El francés le dio una palmada amistosa en el hombro al joven.

—Sí, tuteémonos, amigos míos. Y dejadme que os invite a otro vaso de este horrible vino.

Georges llamó al adolescente que servía en la taberna:

—¡Pippo! Tres vasos a mi cuenta.

—¿Es italiano? —preguntó Giovanni mirando al chiquillo.

—Sí, de la región de Nápoles. Fue capturado de pequeño en su pueblo durante una razia. Después lo compró un viejo judío que no lo maltrató demasiado, pero al morir este, hace dos años, pasó a manos del tabernero del presidio, un renegado cristiano que se hace llamar Mustafa y que trata a este pobre chiquillo peor que a un perro.

Giovanni miró más atentamente al adolescente. No solo estaba anormalmente delgado, sino que tenía ojeras y la mirada apagada. Sintió compasión por aquel desdichado.

—Soy comerciante —prosiguió Georges— y quería ir a Lisboa para comprar telas procedentes de las Indias. Por desgracia, nuestra nave, pese a estar bien armada, fue atacada por tres jabeques corsarios de Barbarroja.

—Barbarroja… —repitió Giovanni.

Había oído hablar dos veces del famoso corsario en el pasado: en referencia al ataque contra la nave veneciana de Elena y al extravagante intento de secuestro de Giulia Gonzaga. Y ahora se encontraba en una ciudad gobernada por el hijo de Barbarroja.

—¡Ah, Barbarroja! Una historia muy entretenida —añadió Georges.

Este hablaba italiano con un marcado acento francés, pero su apasionamiento, su sentido de la narración y su manera de acompañar las palabras con la mirada y las manos cautivaban a sus dos interlocutores, que no le quitaban los ojos de encima. Giovanni estaba también muy interesado en el destino de ese pirata cuyo corazón había sido progresivamente invadido por el odio, después de haber visto y sufrido innumerables injusticias y sufrimientos.

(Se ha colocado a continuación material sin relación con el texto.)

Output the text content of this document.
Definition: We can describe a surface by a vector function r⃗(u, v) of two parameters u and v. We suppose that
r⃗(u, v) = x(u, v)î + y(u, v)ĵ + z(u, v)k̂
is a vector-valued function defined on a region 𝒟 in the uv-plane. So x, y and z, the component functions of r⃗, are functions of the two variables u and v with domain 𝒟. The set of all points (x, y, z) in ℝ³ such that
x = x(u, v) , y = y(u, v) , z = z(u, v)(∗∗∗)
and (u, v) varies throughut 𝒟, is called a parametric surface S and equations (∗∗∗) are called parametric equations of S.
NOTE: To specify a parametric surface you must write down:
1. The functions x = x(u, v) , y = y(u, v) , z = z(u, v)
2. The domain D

Dos horas más tarde, Georges fue súbitamente interrumpido por un ruidoso ajetreo. Los esclavos encargados de la intendencia empezaban a repartir la cena.

Los esclavos salieron de la taberna para dirigirse a los dormitorios, donde les dieron pan y unos frutos secos. Georges no estaba en la misma habitación que los recién llegados, pero les dijo que era posible sobornar con unas monedas a los esclavos renegados que organizaban la vida en el presidio para cambiar de dormitorio. Una vez saciados, los veinte cautivos que había en cada habitación se tumbaron en las pequeñas hamacas de cuerda colgadas de grandes ganchos clavados en los gruesos muros.

Giovanni no soportaba ni la falta de aire, ni el hedor, ni el peso de la cadena que tiraba de su pierna derecha hacia el vacío.

Como la noche anterior, no consiguió dormir. Pensó en el encuentro con el francés. Tenía la certeza de que era un hombre íntegro. No solo sentía que podía confiar en él, sino que se dijo que desearía ayudarlo a volver a su casa. «Tendremos que salir de aquí juntos —pensó—, y estoy seguro de que nuestro amigo ya tiene una idea de cuál es la mejor manera de hacerlo. Si sabemos ganarnos su amistad, no dejará de hacernos partícipes de ella».